Der Fahrer wollte bei einer Hochzeit einen feierlichen Burnout hinlegen, machte aber wirklich alles falsch

Bei dem Thema sollte es eigentlich keine zwei Meinungen geben - das Vollführen von Burnouts auf öffentlichen Straßen, vor allem wenn haufenweise Menschen und andere Autos anwesend sind, ist absolut idiotisch. Kommt schon Leute, wir sind nicht mehr im Jahr 2001 und es trifft sich auch kein Mensch mehr für kindisches Gepose freitagnachts auf dem örtlichen Ikea-Parkplatz. Zumindest hoffe ich das. 

Was üblicherweise passiert, wenn man angeben will, im Gegenzug aber keine Ahnung davon hat, was man tut, zeigt sich einmal mehr bei diesem jungen Herren und seinem bemitleidenswerten Mercedes-AMG C 63 Coupé. Sein hilfloser Versuch, bei einer Hochzeit einen feierlichen Burnout auf den Asphalt zu legen, ging komplett in Rauch auf. Sprichwörtlich.

7NEWS Australia berichtet, dass sich der Vorfall letzten Sonntag in Chester Hill, einem Vorort von Sidney, ereignete. Anwesende Gäste filmten die Szenen. Zudem gibt es auch Material aus dem Innenraum des Autos, aufgenommen vom Beifahrer auf der Rückbank. 

Diverse gescheiterte Burnout-Versuche hinterließen offensichtlich Spuren am 510 PS starken Hecktriebler. Der war irgendwann an seiner Belastungsgrenze und ging in Flammen auf. 

Es ist nicht ganz klar, was genau der Auslöser für das Fiasko war, aber womöglich überhitzte das Getriebe, was dazu geführt haben könnte, dass dessen Öl zu brennen begann. Man sieht auch jede Menge Rauch, was uns vermuten lässt, dass es irgendeinen Schaden am Motor oder den Turboladern gegeben haben könnte. 

Was auch immer letztlich den Schaden verursacht hat, auf die Hersteller-Garantie sollte sich der Besitzer des AMG besser nicht verlassen.
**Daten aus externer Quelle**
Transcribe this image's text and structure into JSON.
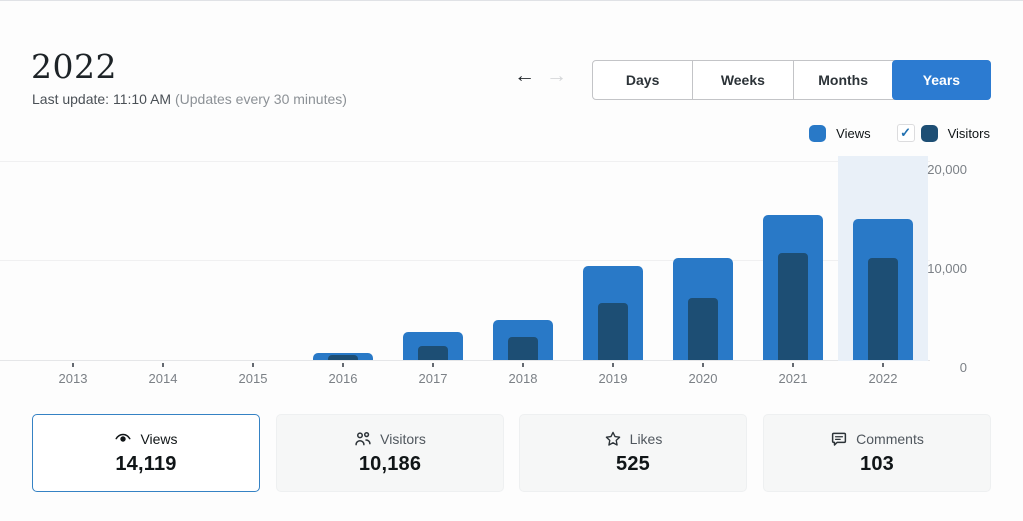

Völliger Missbrauch des Autos, indem über Minuten versucht wird, bei aktivierter Traktionskontrolle die Hinterräder zum Durchdrehen zu bringen? Und das Ganze auch noch festgehalten von diversen Kameras? Es gibt bessere Ausgangslagen für eine erfolgreiche Garantie-Abwicklung. 

Der 25-jährige Jean-Pierre M. sieht sich laut eines Facebook-Posts der New South Wales Police Force nun mit einer Anklage wegen fahrlässigen Fahrens konfrontiert. Im März muss er vor Gericht erscheinen und sein Verhalten erklären, nachdem er ursprünglich angegeben hatte, dass der AMG "Feuer gefangen hat, während er die Straße entlang gefahren wurde".

 

Lokalen Berichten zufolge hatte er das Auto letztes Jahr bei einer Verlosung gewonnen. Dem Grad der Zerstörung nach zu urteilen, wird er den C 63 wohl nicht mehr fahren können. Die Feuerwehr war offenbar schnell am Unfallort, aber das Auto sieht nicht so aus, als würde der V8 nochmal zum Leben erwachen.